Don't be discouraged. Owning an airplane is fantastic, even with all the costs associated. You meet tons of new people, and learn all sorts of things about GA that you never knew (I grew up GA, but this is a different end).


As the previous poster noted, you need a pre-buy by a reputable shop. You need a title search. You really should talk to someone who is an expert on the model you are looking at. Sometimes these things have a bunch of ADs that are costly, as in the C172RG and it's landing gear actuator rods (I think I said that correctly.) Without the AD, the airplane has virtually no value.

Don't be dismayed. You can cut these costs in half with one partner. AOPA has a very good partnership agreement that you can download, and setting up a corporation to co-own the airplane is not very difficult.

Probably too much here, but you got me started,


Well-known member
Nov 25, 2001
Total Time
Free site with helpful info

Hey there, I have a free website at

The site also has a lot of free infomation for people looking to buy General Aviation aircraft.

Hope it helps!



just a member, not senior
Nov 26, 2001
Total Time
Rule number 1: the easiest thing you will ever do is buy a plane, the hardest thing you will ever do is sell a plane.

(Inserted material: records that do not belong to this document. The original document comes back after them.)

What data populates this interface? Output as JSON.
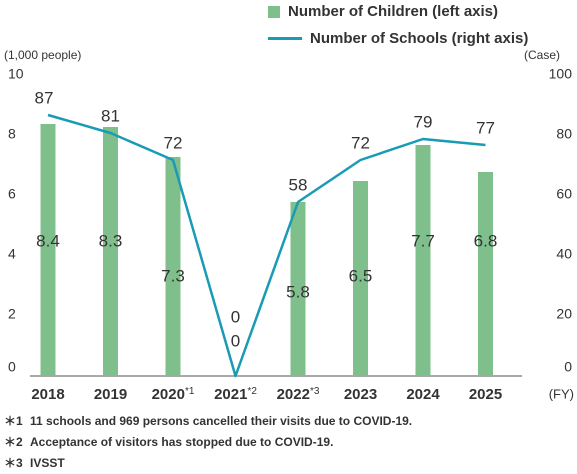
{
  "chart_data": {
    "type": "bar+line",
    "categories": [
      "2018",
      "2019",
      "2020",
      "2021",
      "2022",
      "2023",
      "2024",
      "2025"
    ],
    "category_superscripts": [
      "",
      "",
      "*1",
      "*2",
      "*3",
      "",
      "",
      ""
    ],
    "series": [
      {
        "name": "Number of Children (left axis)",
        "type": "bar",
        "axis": "left",
        "values": [
          8.4,
          8.3,
          7.3,
          0,
          5.8,
          6.5,
          7.7,
          6.8
        ],
        "labels": [
          "8.4",
          "8.3",
          "7.3",
          "0",
          "5.8",
          "6.5",
          "7.7",
          "6.8"
        ],
        "color": "#7fbf8c"
      },
      {
        "name": "Number of Schools (right axis)",
        "type": "line",
        "axis": "right",
        "values": [
          87,
          81,
          72,
          0,
          58,
          72,
          79,
          77
        ],
        "labels": [
          "87",
          "81",
          "72",
          "0",
          "58",
          "72",
          "79",
          "77"
        ],
        "color": "#1a9bb5"
      }
    ],
    "y_left": {
      "label": "(1,000 people)",
      "ticks": [
        "0",
        "2",
        "4",
        "6",
        "8",
        "10"
      ],
      "lim": [
        0,
        10
      ]
    },
    "y_right": {
      "label": "(Case)",
      "ticks": [
        "0",
        "20",
        "40",
        "60",
        "80",
        "100"
      ],
      "lim": [
        0,
        100
      ]
    },
    "x_unit": "(FY)",
    "grid": false,
    "legend_position": "top-right"
  },
  "notes": [
    {
      "mark": "＊1",
      "text": "11 schools and 969 persons cancelled their visits due to COVID-19."
    },
    {
      "mark": "＊2",
      "text": "Acceptance of visitors has stopped due to COVID-19."
    },
    {
      "mark": "＊3",
      "text": "IVSST"
    }
  ]
}
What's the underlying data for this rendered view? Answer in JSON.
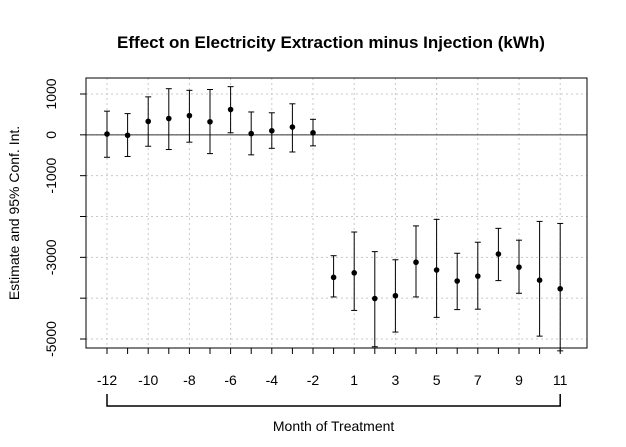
{
  "chart_data": {
    "type": "scatter",
    "title": "Effect on Electricity Extraction minus Injection (kWh)",
    "xlabel": "Month of Treatment",
    "ylabel": "Estimate and 95% Conf. Int.",
    "x_tick_labels": [
      "-12",
      "-10",
      "-8",
      "-6",
      "-4",
      "-2",
      "1",
      "3",
      "5",
      "7",
      "9",
      "11"
    ],
    "y_ticks": [
      1000,
      0,
      -1000,
      -3000,
      -5000
    ],
    "ylim": [
      -5500,
      1450
    ],
    "grid": true,
    "reference_line": 0,
    "points": [
      {
        "month": -12,
        "estimate": 20,
        "lower": -550,
        "upper": 580
      },
      {
        "month": -11,
        "estimate": -10,
        "lower": -530,
        "upper": 520
      },
      {
        "month": -10,
        "estimate": 330,
        "lower": -280,
        "upper": 930
      },
      {
        "month": -9,
        "estimate": 400,
        "lower": -360,
        "upper": 1130
      },
      {
        "month": -8,
        "estimate": 470,
        "lower": -180,
        "upper": 1090
      },
      {
        "month": -7,
        "estimate": 320,
        "lower": -460,
        "upper": 1110
      },
      {
        "month": -6,
        "estimate": 620,
        "lower": 50,
        "upper": 1180
      },
      {
        "month": -5,
        "estimate": 30,
        "lower": -490,
        "upper": 560
      },
      {
        "month": -4,
        "estimate": 100,
        "lower": -330,
        "upper": 540
      },
      {
        "month": -3,
        "estimate": 190,
        "lower": -420,
        "upper": 760
      },
      {
        "month": -2,
        "estimate": 50,
        "lower": -270,
        "upper": 380
      },
      {
        "month": 0,
        "estimate": -3490,
        "lower": -3970,
        "upper": -2960
      },
      {
        "month": 1,
        "estimate": -3380,
        "lower": -4300,
        "upper": -2380
      },
      {
        "month": 2,
        "estimate": -4010,
        "lower": -5190,
        "upper": -2860
      },
      {
        "month": 3,
        "estimate": -3940,
        "lower": -4830,
        "upper": -3060
      },
      {
        "month": 4,
        "estimate": -3120,
        "lower": -3970,
        "upper": -2230
      },
      {
        "month": 5,
        "estimate": -3310,
        "lower": -4470,
        "upper": -2070
      },
      {
        "month": 6,
        "estimate": -3580,
        "lower": -4280,
        "upper": -2900
      },
      {
        "month": 7,
        "estimate": -3460,
        "lower": -4270,
        "upper": -2630
      },
      {
        "month": 8,
        "estimate": -2920,
        "lower": -3570,
        "upper": -2290
      },
      {
        "month": 9,
        "estimate": -3240,
        "lower": -3880,
        "upper": -2580
      },
      {
        "month": 10,
        "estimate": -3560,
        "lower": -4930,
        "upper": -2120
      },
      {
        "month": 11,
        "estimate": -3770,
        "lower": -5290,
        "upper": -2170
      }
    ]
  }
}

With that said the other posters have relayed some good very basic info. About two years ago I started doing all the digging for the same question myself. Every plane, pilot and mission is different so each person will have his or her own reasoning for wanting a specific type. Most important thing here is to realize you need to fly around 10-15 hours a month for a single engine purchase to make the $ worth it. I would guess a 152 or Pacer could have lower use times to the break even point vs renting. But, it would be wise to compile the figures for the plane you are looking at and see how much you need to fly versus the cost of renting. Of, course this shouldn;t be your go no go descision on buying, it just helps show what ownership will cost.

I decided with the lack of time I truely have to fly for fun that it would be much cheaper and much less of a headache to rent for now. Hopefully this year more of my time can be devoted to flying to make a purchase a smarter choice.

Just my .02.

Good Luck.


Well-known member
Nov 29, 2001
Total Time
I've heard great things about Tri-papers. Almost bought one once. As part of my research I contacted the "Short Wing Piper Association". They are online somewhere and have good info on Pacers and TriPacers. I currently own a very old Bonanza. Ownership is a big pain in the a$$ - when I'm not flying. I seem to forget all of the effort I have to put into this thing when I leave the ground in it.

Monthly tiedown: 56.00 $/month
Full hull insurance: 142.00 $/month
Fuel: 10 gph (auto fuel)
Maint.: To much to list; it's always something.

Having a fixed gear and fixed prop is probably going to save you lots of bucks. Also, find an airplane model with lots of spare parts available if your not already tied to the TriPacer.

I usually don't take my airplane to a big shop with lots of overhead. My experience has been that these places are like training schools for new A&P's. The best service I have recieved is from individual mechanics - one guy working out of his van.

Be willing to work on your airplane yourself. It can save you money and is a great way to learn new things. It also gives you more control over the QC issues. All aircraft owners pay one way or the other - either with their time or their money.

Best of luck.


By the way; what ya gona do with it once you get it?


Well-known member
Nov 27, 2001
Total Time
Aircraft ownership can be wonderful or horrible depending on the aircraft and how much research you do before the purchase.
You said a Pacer is this a tailwheel or a Tripacer. If tailwheel do you have tailwheel time if not the insurance will be around $2000 the first year and you will need to fly around 100 hr that year to lower the premiums the next year.
Prepurchase, Get an inspection by an A&P with tube and fabric experience, Preferably not the mechanic that normally maintains the aircraft. Check for bad fabric, and rusted tubing especially near the tail. Remember it's cheaper to buy a first class aircraft at premium price than it is to fix up a piece of junk.